A corner of an art gallery booth at a Miami art fair shows two partially woven pieces whose unwoven threads hang down almost to the floor.
John Paul Morabito, left is “for félix(scarlet like the memory of you inside me);” 2023; cotton and glass beads, 88” x 46,” courtesy of Patricia Sweetow Gallery. And right is “for félix(yellow like dancing through the endless night);” 2023; cotton and glass beads; 88” x 46,” courtesy of Patricia Sweetow Gallery.

Whereas John Paul Morabito’s huge iridescent weavings combine linen, wool, and gold leaf threads with glass beads, the dangling ends casting strand shadows. The tight, sophisticated pattern at the top acted in an unusual unison with the deliberate looseness at the bottom, both methods of abstraction masterful and meaningful. In reality, Morabito’s evocative curtains nodded to the late Félix González-Torres, an artist known for metaphorical installations of stacked piles that audiences are invited to take away, mirroring life’s vulnerability. In fact, Morabito’s gorgeous essay, “For Félix,” framed the looming beauty as “an aesthetic of splendor and dilapidation where decadently beaded sections are juxtaposed with raw threads to produce visual decay.”

Other quick-sighted highlights included Philadelphia-born, Tyler grad (2018) Autumn Wallace’s glamorous, large-scale beaded ladies displayed at Josh Lilly, a London based gallery and Alia Ali’s enigmatic textile figures situated in fabric backgrounds at the New Orleans based Octavia Art Gallery.

Overall, the entire Miami weekend— Art Basel, Prizm, and untitled— pushed viewers onto the cusp of contemporary international art world reality, teaching us about the artists who may or may not be included into the newer books and essays being written today. These avant-garde spaces engaged provocative dialogues, commanded nuanced perspectives on a creative’s precocious imagination, and challenged the traditional acts of painting, drawing, sculpture, and beyond. In two days, I stood among filled rooms— usually closed and privileged— witnessing an incredible renaissance. Diverse intellectualism and artistic accomplishments by women and people of color were wholly embraced.
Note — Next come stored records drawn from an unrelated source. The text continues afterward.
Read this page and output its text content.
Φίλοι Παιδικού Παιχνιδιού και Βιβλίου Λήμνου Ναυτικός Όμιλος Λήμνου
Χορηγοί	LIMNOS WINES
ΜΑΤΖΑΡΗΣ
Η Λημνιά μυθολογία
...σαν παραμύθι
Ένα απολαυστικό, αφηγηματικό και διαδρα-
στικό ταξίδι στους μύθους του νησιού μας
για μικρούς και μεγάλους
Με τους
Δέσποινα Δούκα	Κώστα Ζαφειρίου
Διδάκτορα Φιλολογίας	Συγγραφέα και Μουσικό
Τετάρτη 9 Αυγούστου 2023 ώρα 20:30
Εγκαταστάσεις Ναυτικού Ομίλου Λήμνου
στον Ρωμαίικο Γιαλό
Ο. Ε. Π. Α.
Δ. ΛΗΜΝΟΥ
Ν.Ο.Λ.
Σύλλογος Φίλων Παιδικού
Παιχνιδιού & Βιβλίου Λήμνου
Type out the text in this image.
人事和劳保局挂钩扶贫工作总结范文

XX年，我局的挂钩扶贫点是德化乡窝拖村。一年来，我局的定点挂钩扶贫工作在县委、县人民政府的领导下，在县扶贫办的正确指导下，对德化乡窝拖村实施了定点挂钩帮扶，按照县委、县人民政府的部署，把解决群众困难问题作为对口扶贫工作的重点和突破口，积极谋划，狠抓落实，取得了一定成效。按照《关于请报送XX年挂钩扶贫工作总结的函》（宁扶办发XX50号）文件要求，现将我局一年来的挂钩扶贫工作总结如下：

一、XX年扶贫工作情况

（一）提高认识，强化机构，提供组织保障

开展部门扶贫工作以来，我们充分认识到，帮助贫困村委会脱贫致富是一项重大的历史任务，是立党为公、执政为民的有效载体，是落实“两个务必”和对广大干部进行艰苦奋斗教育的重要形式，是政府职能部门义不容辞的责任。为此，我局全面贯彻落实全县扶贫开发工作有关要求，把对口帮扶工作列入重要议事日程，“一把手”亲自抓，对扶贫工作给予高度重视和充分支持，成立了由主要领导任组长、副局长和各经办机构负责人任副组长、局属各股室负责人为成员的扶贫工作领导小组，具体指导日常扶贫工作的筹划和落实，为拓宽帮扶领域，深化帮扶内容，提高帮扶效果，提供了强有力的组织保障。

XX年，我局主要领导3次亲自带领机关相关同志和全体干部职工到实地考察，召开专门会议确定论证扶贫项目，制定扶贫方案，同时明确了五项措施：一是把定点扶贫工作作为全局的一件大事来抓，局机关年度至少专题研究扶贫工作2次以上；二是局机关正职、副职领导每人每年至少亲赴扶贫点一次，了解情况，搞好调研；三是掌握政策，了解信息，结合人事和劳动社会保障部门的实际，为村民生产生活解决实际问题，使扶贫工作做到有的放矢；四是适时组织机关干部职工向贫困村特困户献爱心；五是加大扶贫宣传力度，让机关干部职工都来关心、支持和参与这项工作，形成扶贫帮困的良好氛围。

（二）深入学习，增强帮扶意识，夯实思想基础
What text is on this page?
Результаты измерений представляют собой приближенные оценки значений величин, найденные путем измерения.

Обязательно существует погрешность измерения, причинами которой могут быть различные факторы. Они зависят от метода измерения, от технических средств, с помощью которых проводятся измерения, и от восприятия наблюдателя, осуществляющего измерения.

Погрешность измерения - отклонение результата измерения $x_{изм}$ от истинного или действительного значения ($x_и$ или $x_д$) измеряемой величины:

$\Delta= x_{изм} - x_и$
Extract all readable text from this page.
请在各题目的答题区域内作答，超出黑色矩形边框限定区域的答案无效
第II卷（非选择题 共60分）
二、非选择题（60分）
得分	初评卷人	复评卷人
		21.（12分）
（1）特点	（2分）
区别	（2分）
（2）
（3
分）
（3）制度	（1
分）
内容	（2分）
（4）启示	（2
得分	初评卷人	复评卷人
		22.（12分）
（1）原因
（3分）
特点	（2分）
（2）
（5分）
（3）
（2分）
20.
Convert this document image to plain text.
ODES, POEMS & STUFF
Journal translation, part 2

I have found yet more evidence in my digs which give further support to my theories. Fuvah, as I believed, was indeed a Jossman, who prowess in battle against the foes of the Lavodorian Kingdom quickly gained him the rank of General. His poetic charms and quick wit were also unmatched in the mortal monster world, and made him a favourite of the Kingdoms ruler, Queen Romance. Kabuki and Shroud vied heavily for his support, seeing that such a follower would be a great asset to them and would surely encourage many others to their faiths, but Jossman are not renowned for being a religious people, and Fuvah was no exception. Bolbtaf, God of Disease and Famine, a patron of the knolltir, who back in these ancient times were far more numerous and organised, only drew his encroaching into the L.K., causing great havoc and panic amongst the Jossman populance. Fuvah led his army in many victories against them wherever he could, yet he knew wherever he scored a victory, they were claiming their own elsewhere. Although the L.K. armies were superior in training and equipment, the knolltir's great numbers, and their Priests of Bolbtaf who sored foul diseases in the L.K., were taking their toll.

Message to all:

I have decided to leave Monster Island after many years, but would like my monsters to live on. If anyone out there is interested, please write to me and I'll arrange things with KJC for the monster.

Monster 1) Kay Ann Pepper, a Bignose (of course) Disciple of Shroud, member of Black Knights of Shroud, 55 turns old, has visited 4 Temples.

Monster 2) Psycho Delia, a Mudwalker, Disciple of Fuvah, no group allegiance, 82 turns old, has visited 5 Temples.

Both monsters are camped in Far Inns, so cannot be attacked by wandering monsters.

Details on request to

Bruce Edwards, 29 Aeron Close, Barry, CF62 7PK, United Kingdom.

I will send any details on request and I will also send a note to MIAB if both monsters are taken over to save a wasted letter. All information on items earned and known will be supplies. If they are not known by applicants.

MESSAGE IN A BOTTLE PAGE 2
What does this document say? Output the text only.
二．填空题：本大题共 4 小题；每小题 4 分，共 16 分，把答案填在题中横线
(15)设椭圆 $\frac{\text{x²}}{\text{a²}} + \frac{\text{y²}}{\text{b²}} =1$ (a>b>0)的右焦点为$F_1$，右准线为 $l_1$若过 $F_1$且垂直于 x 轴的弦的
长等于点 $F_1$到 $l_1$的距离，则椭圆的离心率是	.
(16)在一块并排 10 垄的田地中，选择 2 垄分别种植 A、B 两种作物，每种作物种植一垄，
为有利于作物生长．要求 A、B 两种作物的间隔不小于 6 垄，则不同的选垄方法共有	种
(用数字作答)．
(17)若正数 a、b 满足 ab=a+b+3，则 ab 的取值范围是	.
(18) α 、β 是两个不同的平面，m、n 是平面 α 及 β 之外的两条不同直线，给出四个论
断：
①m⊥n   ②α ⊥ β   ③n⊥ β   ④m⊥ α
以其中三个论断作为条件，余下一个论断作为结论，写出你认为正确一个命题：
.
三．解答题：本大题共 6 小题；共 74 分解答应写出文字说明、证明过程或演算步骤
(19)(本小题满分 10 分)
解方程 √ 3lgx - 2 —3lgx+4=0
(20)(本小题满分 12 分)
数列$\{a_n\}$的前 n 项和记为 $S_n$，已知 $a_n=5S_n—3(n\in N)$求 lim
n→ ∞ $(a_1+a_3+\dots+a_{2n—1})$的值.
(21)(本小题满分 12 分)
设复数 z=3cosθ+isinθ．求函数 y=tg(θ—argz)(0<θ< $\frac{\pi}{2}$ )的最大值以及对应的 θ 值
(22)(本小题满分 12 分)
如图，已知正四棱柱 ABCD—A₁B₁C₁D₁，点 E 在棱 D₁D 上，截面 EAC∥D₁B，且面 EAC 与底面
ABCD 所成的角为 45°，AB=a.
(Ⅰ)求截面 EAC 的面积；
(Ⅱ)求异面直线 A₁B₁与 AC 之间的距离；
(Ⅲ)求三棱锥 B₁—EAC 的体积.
I kept gasping in awe at the enthralling spectacles that Art Basel, Prizm, and untitled provided, hoping that prominent curators and collectors wanted to represent these fresh talents for longer than a single weekend. I witnessed more diversity on Miami walls and pedestals than I had seen all year, a woman who traveled to four countries searching for it. The experience momentarily looks to promise real change happening.

Then again, Art Basel alone is twenty-one years old. What kind of momentum has transpired through that time if the art world remains celebrating the same artists way after the event has ended?